How should population sample characteristics be presented for a small sample size? I'm performing a clinical trial and have enrolled 16 patients, of which 3 had to be excluded. I suppose it would be relevant to present some characteristics of the included patients, e.g. age, weight, gender distributions.
Presenting gender is easy, but for age and weight: Does it make sense to present mean and standard deviation when n=13? Or should I present median and quartiles? Or mean and range?
 A: For presentation purposes, in most cases, it's preferable to show frequencies inside specific brackets rather than means, medians etc. That's true even for small samples.

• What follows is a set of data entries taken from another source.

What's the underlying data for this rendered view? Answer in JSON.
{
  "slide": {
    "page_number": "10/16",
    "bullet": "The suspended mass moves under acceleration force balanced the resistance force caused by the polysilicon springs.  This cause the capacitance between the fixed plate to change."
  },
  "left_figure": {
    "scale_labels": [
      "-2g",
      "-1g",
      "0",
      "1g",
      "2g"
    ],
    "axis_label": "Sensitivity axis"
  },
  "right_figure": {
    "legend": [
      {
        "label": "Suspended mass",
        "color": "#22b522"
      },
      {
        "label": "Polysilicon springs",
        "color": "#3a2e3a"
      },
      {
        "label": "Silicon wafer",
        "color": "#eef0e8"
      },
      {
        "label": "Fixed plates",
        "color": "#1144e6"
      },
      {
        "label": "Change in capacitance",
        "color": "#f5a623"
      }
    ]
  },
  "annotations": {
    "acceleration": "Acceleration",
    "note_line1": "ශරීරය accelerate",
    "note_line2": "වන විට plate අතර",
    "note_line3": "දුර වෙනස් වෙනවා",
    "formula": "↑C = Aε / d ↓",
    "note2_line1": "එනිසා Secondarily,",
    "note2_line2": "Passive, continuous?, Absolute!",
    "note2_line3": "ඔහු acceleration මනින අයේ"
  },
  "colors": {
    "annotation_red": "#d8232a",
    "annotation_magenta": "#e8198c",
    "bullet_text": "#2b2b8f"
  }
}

Now, these brackets depend more on your study rather that the quantiles. Take "age" for instance. In my field of work I usually use the age brackets: 18-24, 25-29 etc because these are the different segments of the customer database we have. Even if 18-24 customers are much fewer than 25-29 customers. In your case you may choose groupings such as children < 9 months old, 9-12 months if your study is a pediatric study or something different if it's on elderly people and so on. I believe it's more a judgement call rather than anything else. 
Similarly for weight. If you want to assess under-weighted, normal and over-weighted patients then these should be your presentation brackets rather than some means, medians, quantiles etc
It's usually good to have some kind of an end goal in mind to guide you through your initial descriptive analysis but not fully dictate it or bias it if that makes sense.